Douglas A. Levine, MD
As time goes on, there will be an interaction between molecular pathology and clinical pathology where genetic testing can lead to a more accurate pathologic diagnosis, according to Douglas A. Levine, MD.
Onclive: Can you give an overview of your presentation from the Congress of Oncology Pathology meeting?
: We're talking about the interaction between oncologists and pathologists. Additionally, I talked about homologous recombination DNA repair defects in ovarian cancer, how that leads to PARP inhibition therapy, and the various recently approved FDA indications for PARP treatment. I also talk about microsatellite instability in endometrial cancer and how that has led to recent FDA approval of checkpoint blockade immune-oncology treatments.
Can you discuss how pathology, tissue sampling, and repeat biopsies factor into ovarian and endometrial cancers?

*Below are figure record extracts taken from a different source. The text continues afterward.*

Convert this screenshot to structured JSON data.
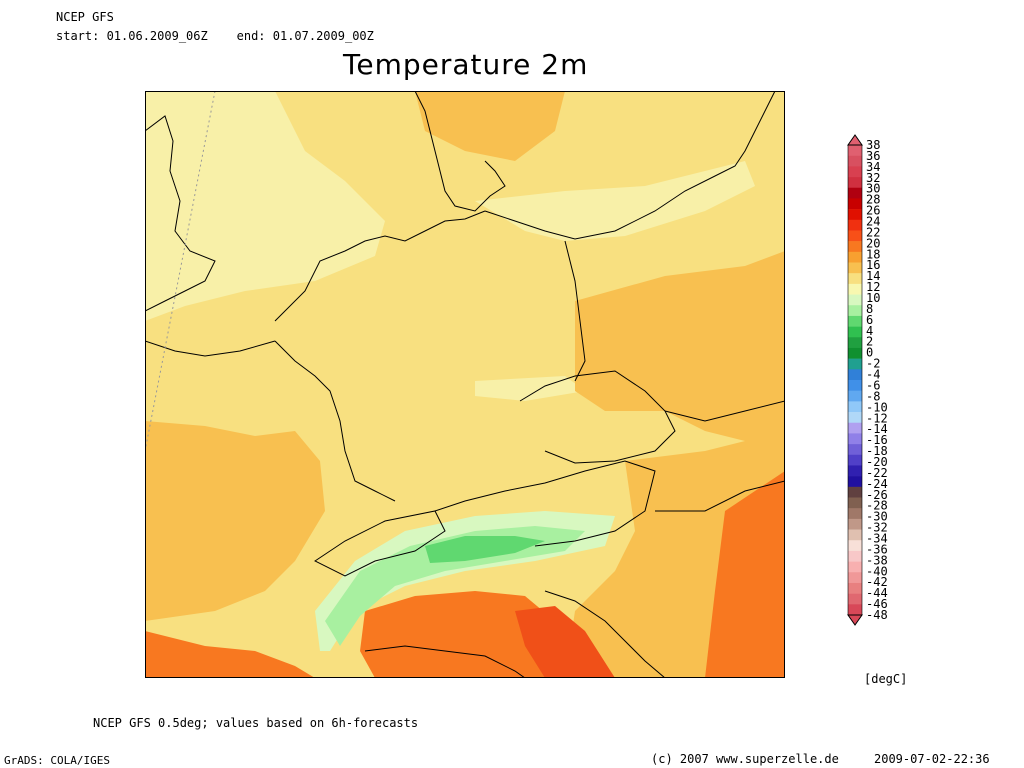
{
  "header": {
    "model": "NCEP GFS",
    "period": "start: 01.06.2009_06Z    end: 01.07.2009_00Z"
  },
  "title": "Temperature 2m",
  "colorbar": {
    "unit": "[degC]",
    "labels": [
      "38",
      "36",
      "34",
      "32",
      "30",
      "28",
      "26",
      "24",
      "22",
      "20",
      "18",
      "16",
      "14",
      "12",
      "10",
      "8",
      "6",
      "4",
      "2",
      "0",
      "-2",
      "-4",
      "-6",
      "-8",
      "-10",
      "-12",
      "-14",
      "-16",
      "-18",
      "-20",
      "-22",
      "-24",
      "-26",
      "-28",
      "-30",
      "-32",
      "-34",
      "-36",
      "-38",
      "-40",
      "-42",
      "-44",
      "-46",
      "-48"
    ],
    "colors": [
      "#e06070",
      "#d85060",
      "#d84050",
      "#d03040",
      "#b00010",
      "#c80000",
      "#e01000",
      "#f03010",
      "#f85018",
      "#f87820",
      "#f8a030",
      "#f8c050",
      "#f8e080",
      "#f8f8b0",
      "#d8f8c0",
      "#a8f0a0",
      "#60d870",
      "#30c050",
      "#20a040",
      "#109030",
      "#20a090",
      "#3080d8",
      "#4090e8",
      "#60a8f0",
      "#90c8f8",
      "#b0d8f8",
      "#b0a0f0",
      "#9080e8",
      "#7060d8",
      "#5040c8",
      "#3020b0",
      "#2010a0",
      "#604040",
      "#806050",
      "#a07868",
      "#c09888",
      "#e0c0b0",
      "#f8e0d8",
      "#f8c8c8",
      "#f8b0b0",
      "#f09898",
      "#e88080",
      "#e06870",
      "#d84858"
    ]
  },
  "footer": {
    "source": "NCEP GFS 0.5deg; values based on 6h-forecasts",
    "grads": "GrADS: COLA/IGES",
    "copyright": "(c) 2007 www.superzelle.de",
    "timestamp": "2009-07-02-22:36"
  }
}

Pathologists and oncologists work closely together to treat cancer patients. In ovarian and endometrial cancer, the tumor can evolve over time, mostly due to prior treatments. This is particularly the case with ovarian cancer based on what chemotherapy agents have been given. One of the important factors regarding tumor evolution is if the tumor has BRCA germline or somatic mutations since secondary mutations can develop over the course of treatment. Those secondary mutations can make a treatment-sensitive tumor become treatment-resistant.